Anforderungen der deutschen und europäischen Förderer

Die Entwicklung im Umgang mit Forschungsdaten ist in den verschiedenen Fachdisziplinen unterschiedlich weit vorangeschritten und unterschiedlich dringlich. Aber es gibt konkrete Forderungen der gängigen Förderer deutscher und internationaler Forschung:

DFGEinklappen

Die Deutsche Forschungsgemeinschaft hat im September 2015 eigene Leitlinien zum Umgang mit Forschungsdaten veröffentlicht und im März 2018 ein Positionspapier zur künftigen Weiterentwicklung der wissenschaftlichen Informationsinfrastrukturen im Zeichen von Digitalisierung, Open-Access-Transformation und Forschungsdatenmanagement verabschiedet.

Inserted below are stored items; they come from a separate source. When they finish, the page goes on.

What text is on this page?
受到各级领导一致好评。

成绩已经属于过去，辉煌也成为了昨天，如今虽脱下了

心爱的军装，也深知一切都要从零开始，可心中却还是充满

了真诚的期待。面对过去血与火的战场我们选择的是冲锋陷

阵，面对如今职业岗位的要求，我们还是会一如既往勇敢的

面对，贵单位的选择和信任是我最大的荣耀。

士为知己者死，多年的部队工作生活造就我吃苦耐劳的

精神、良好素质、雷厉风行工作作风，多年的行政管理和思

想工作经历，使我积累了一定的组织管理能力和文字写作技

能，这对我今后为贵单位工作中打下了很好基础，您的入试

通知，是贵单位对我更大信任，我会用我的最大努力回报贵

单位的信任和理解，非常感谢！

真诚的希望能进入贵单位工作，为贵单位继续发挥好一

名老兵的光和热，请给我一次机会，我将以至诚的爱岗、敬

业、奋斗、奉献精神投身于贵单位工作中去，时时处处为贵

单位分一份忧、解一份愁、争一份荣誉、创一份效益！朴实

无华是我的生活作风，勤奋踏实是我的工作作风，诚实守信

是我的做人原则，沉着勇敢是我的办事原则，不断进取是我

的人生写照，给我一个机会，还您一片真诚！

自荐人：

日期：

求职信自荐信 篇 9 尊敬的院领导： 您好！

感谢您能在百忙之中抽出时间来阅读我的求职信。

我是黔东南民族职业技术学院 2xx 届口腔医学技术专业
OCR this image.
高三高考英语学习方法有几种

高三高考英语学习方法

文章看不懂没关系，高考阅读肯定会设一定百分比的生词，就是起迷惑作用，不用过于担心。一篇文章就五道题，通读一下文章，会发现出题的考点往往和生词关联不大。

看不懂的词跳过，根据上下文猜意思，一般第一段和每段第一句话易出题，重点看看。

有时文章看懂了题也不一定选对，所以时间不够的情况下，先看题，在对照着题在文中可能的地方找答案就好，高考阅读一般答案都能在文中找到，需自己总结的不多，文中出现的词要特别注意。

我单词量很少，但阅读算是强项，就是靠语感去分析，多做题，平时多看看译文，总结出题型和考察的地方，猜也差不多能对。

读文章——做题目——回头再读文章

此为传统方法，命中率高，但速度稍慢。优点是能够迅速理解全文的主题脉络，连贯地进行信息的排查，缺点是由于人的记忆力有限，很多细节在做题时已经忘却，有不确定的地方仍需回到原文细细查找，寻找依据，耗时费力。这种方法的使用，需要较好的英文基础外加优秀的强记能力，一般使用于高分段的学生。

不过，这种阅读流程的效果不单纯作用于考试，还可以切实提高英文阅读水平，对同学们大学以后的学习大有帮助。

  • Projektplanung und Antragstellung:

    Bereits in die Planung eines Projekts sollten Überlegungen einfließen, ob und welche der aus einem Vorhaben resultierenden Forschungsdaten für andere Forschungskontexte relevant sein können und in welcher Weise diese Forschungsdaten anderen Wissenschaftlerinnen und Wissenschaftlern zur Nachnutzung zur Verfügung gestellt werden können.

  • Bereitstellung:

    Soweit bei einer Veröffentlichung der Forschungsdaten keine Rechte Dritter (insbesondere Datenschutz, Urheberrecht) verletzt werden, sollten Forschungsdaten so zeitnah wie möglich verfügbar gemacht werden.

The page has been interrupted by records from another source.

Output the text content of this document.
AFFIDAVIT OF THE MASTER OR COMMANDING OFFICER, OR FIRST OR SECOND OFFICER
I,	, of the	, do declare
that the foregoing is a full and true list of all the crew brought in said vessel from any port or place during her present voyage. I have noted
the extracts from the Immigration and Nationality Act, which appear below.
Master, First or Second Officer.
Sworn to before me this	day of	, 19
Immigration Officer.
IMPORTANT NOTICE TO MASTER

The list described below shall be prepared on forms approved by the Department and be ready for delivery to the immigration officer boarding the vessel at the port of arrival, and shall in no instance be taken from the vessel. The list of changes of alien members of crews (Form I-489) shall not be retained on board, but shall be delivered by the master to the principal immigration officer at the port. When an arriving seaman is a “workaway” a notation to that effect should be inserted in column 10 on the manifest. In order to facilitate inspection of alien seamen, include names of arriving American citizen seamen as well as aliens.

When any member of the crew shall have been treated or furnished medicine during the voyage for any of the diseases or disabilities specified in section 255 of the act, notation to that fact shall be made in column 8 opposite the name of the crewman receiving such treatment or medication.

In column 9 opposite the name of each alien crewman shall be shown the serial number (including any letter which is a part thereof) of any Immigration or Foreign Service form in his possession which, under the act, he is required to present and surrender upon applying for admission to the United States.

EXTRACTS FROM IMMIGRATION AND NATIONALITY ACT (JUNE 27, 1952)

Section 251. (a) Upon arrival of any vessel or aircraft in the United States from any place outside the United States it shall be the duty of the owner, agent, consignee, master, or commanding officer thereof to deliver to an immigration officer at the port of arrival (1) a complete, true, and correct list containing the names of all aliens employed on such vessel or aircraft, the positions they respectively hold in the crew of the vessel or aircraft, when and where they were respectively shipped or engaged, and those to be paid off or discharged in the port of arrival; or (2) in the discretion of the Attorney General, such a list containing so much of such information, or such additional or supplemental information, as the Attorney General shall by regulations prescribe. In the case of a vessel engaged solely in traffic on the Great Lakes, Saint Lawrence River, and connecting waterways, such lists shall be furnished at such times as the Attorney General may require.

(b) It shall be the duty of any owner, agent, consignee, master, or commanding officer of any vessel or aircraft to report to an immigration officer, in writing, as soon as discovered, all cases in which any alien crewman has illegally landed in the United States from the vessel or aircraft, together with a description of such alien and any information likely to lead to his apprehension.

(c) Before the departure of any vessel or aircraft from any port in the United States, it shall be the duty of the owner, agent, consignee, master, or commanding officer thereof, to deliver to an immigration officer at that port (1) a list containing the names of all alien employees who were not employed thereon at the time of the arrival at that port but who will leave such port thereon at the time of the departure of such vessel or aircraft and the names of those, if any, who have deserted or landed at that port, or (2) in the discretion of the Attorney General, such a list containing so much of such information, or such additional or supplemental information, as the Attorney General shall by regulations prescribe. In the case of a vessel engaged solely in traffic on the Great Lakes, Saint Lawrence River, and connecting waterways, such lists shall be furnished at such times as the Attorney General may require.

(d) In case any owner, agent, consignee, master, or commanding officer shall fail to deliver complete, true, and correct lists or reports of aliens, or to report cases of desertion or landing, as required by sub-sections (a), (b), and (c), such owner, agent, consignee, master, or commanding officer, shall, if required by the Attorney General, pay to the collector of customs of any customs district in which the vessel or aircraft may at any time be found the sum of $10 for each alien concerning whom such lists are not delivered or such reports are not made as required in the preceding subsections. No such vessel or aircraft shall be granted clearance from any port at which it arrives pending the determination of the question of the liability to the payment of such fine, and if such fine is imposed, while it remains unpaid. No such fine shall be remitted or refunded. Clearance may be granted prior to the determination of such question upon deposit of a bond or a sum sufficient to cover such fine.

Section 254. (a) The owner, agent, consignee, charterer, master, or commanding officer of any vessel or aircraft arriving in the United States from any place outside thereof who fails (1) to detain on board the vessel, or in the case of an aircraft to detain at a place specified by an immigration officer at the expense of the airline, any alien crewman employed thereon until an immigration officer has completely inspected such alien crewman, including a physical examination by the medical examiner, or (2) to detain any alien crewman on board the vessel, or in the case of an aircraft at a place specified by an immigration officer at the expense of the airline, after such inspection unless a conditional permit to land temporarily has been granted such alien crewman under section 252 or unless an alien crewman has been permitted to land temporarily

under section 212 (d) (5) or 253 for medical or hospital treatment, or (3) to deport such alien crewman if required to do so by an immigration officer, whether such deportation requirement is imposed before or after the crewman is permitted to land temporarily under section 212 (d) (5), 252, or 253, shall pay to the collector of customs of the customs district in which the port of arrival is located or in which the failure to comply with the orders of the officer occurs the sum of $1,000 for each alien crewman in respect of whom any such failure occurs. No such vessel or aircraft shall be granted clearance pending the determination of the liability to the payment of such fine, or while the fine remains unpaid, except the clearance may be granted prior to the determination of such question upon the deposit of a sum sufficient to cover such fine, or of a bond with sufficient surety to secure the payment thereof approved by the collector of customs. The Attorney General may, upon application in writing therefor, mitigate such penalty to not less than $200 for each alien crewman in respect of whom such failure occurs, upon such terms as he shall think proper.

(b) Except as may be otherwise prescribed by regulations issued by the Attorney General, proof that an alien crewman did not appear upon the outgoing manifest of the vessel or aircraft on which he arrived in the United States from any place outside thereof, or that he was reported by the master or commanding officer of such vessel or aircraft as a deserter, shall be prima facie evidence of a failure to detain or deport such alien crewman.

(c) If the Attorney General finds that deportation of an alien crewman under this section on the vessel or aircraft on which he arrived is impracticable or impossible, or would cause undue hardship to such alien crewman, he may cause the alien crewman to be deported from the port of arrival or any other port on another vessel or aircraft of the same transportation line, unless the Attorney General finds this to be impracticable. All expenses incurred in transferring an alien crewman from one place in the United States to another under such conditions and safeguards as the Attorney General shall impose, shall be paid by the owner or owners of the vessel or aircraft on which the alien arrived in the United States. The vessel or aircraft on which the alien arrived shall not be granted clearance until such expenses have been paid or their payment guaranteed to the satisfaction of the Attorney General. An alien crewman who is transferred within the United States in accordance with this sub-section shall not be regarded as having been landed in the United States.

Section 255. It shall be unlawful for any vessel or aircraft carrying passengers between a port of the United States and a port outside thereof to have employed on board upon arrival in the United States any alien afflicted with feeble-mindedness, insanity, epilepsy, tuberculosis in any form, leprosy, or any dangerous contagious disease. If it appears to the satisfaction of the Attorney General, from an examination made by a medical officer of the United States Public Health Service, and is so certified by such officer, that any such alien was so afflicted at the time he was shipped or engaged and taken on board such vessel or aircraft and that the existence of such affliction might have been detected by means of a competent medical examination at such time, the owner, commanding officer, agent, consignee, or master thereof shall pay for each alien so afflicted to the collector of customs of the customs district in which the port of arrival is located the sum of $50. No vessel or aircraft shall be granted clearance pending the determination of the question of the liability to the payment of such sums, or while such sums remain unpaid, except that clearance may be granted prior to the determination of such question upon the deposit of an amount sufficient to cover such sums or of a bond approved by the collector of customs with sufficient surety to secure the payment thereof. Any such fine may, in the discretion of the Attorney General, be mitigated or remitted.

  • Langfristige Sicherung:

    Den Regeln der guten wissenschaftlichen Praxis folgend sollen Forschungsdaten in der eigenen Einrichtung oder in einer fachlich einschlägigen, überregionalen Infrastruktur für mindestens 10 Jahre archiviert werden.

  • Kosten:

    Projektspezifische Kosten, die bei der Aufbereitung von Forschungsdaten entstehen, können mit dem Antrag bei der DFG eingeworben werden.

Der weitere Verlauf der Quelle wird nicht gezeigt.